The coming decade will be marked by “extraordinary reliability challenges and opportunities” amid rapid changes in the climate and the North American electric grid, NERC staff said while introducing the organization’s Long-Term Reliability Assessment (LTRA) on Thursday.
“Year after year, we’ve seen extreme weather leading to increased reliability events. … It’s clear that the bulk power system is impacted by extreme weather more than it ever has,” John Moura, NERC’s director of reliability assessment and performance analysis, said at a media event accompanying the report’s release. “So, as we transition our system so rapidly, it’s vitally important that we’re planning and operating a [BPS] that can be resilient to the extreme weather we’re seeing.”
NERC produces the LTRA every year in coordination with the regional entities to assess North American resource adequacy and identify trends, emerging, issues and potential risks during the coming 10 years. This year’s report found most of the continent as either high-risk — meaning energy shortfalls may occur at normal peak conditions in one or more years — or elevated, in which case reserves meet normal resource adequacy criteria but severe heat or cold could lead to shortfalls.
MISO, Ontario at High Risk
MISO and NPCC-Ontario led the high-risk areas, with projected shortfalls for each region exceeding 1,000 MW. Most urgent is the 1,300 MW in MISO, where NERC now expects the reserve margin to fall below the reference margin level beginning next year — a year earlier than the prediction from last year’s LTRA. Mark Olson, NERC’s manager of reliability assessments, explained in Thursday’s call that generation retirements in MISO are “outpacing the new resource additions, and not keeping up with resource adequacy criteria.”
Shortfalls are expected to begin in NPCC-Ontario as early as 2025, with the anticipated reserve margin (ARM) dropping below the reference margin level by 1,700 MW in that year and 2026, driven by “planned retirements and lengthy outages for nuclear units undergoing refurbishment.”
Regarding the nuclear outages, NERC observed that Ontario Power Generation has proposed to extend the operation of Pickering Nuclear Generating Station, which is currently expected to retire in 2025, through September 2026. The LTRA’s ARM for NPCC-Ontario was calculated under the assumption this proposal would be approved by Canada’s Nuclear Safety Commission.
The last high-risk area is California.
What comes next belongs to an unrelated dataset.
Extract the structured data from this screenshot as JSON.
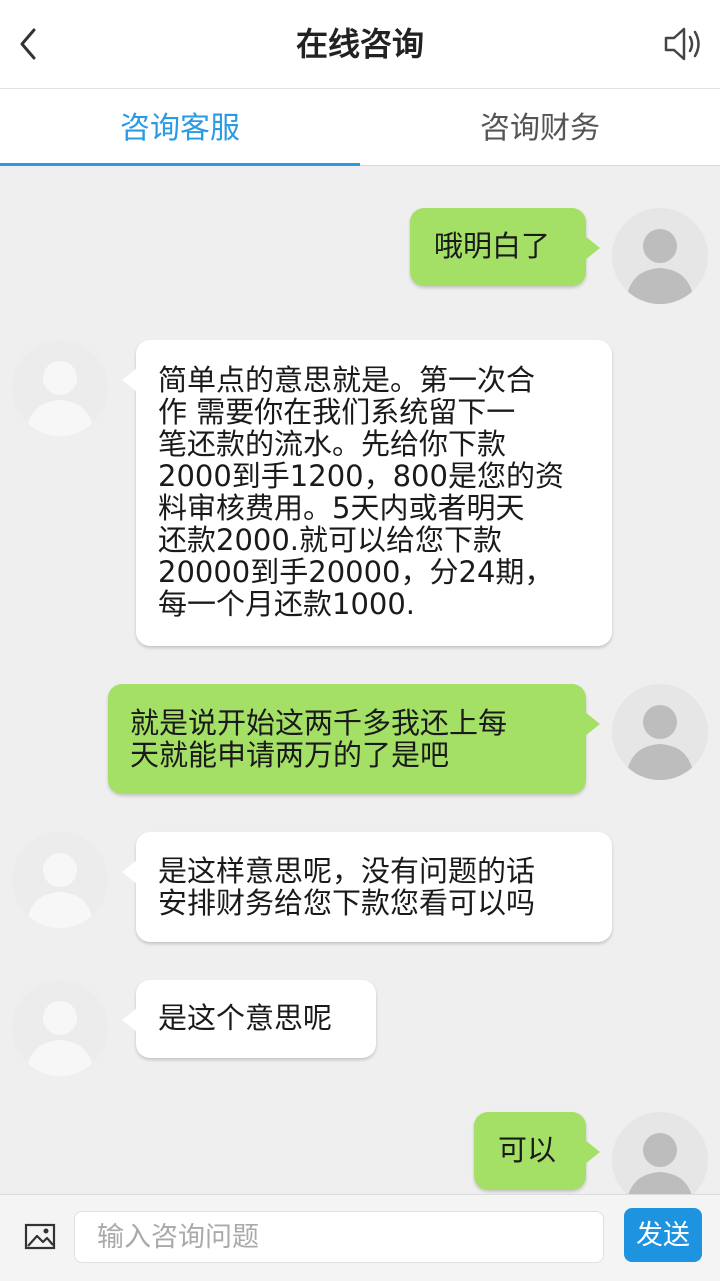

Although the state now seems set to avoid the shortfall that last year’s LTRA predicted would begin in 2026, thanks to added capacity, NERC noted it “remains dependent on electricity imports to manage periods of extreme electricity demand or low resource output.” A probability assessment for 2024 showed that while most months show a low risk of load loss and unserved energy in the state, August and September had high risks of more than two hours of load loss due to warm temperatures and “potentially volatile electricity demand.”
Olson said California’s Diablo Canyon nuclear plant was not included in the LTRA due to uncertainty around its continued operation, but that it “would certainly help alleviate risk.” The 2.2 GW plant was scheduled to close by 2025, but the state this year determined that its baseline contribution was essential for reliability, and the Department of Energy last month awarded PG&E $1.1 billion to help keep it in operation. (See DOE Grants PG&E $1B for Diablo Canyon Extension.)
Variable Generation a Continuing Concern
Areas at elevated risk include the U.S. Northwest and Southwest, SPP, Texas and New England. In those regions, capacity should be sufficient to meet normal peak demand; however, conditions under NERC’s 90/10 forecast — which has a 10% chance of being exceeded — could lead to outages.
For Texas, the report noted that “ERCOT’s winter peak load varies substantially … between the coldest temperatures of an average year and a more extreme year.” Although changes by state regulators, ERCOT and generator owners since the winter storm of February 2021 should reduce the risk of disruption, NERC said the state still has cause for concern.
The biggest risk for New England continues to be dependence on natural gas for electricity and the risk of gas supply bottlenecks due to increased heating demand in severe cold. The report reminded readers that stored backup fuels are “critical” to ensuring grid reliability.
WECC and SPP face risks due to high demand and variable output, highlighting an ongoing issue in the BPS. As in previous years, projections for planned resources for the next decade show that wind, solar and gas “are the overwhelmingly predominant generation types in the planning horizon.”
Michelle Bloodworth, CEO of coal industry advocate America’s Power, said in a press release that the increasing presence of weather-dependent resources in the electric grid is worrying. She called for utilities not to abandon conventional generation sources without a better understanding of how to maintain reliability.
“We remain deeply concerned that the grid is being forced to rely on less dependable electricity sources in the future because of coal retirements. We strongly urge the Federal Energy Regulatory Commission and grid operators to act as quickly as possible to value all reliability attributes,” Bloodworth said. “In addition, we urge utility commissioners to pause coal retirements until grid operators have identified and valued all reliability attributes.”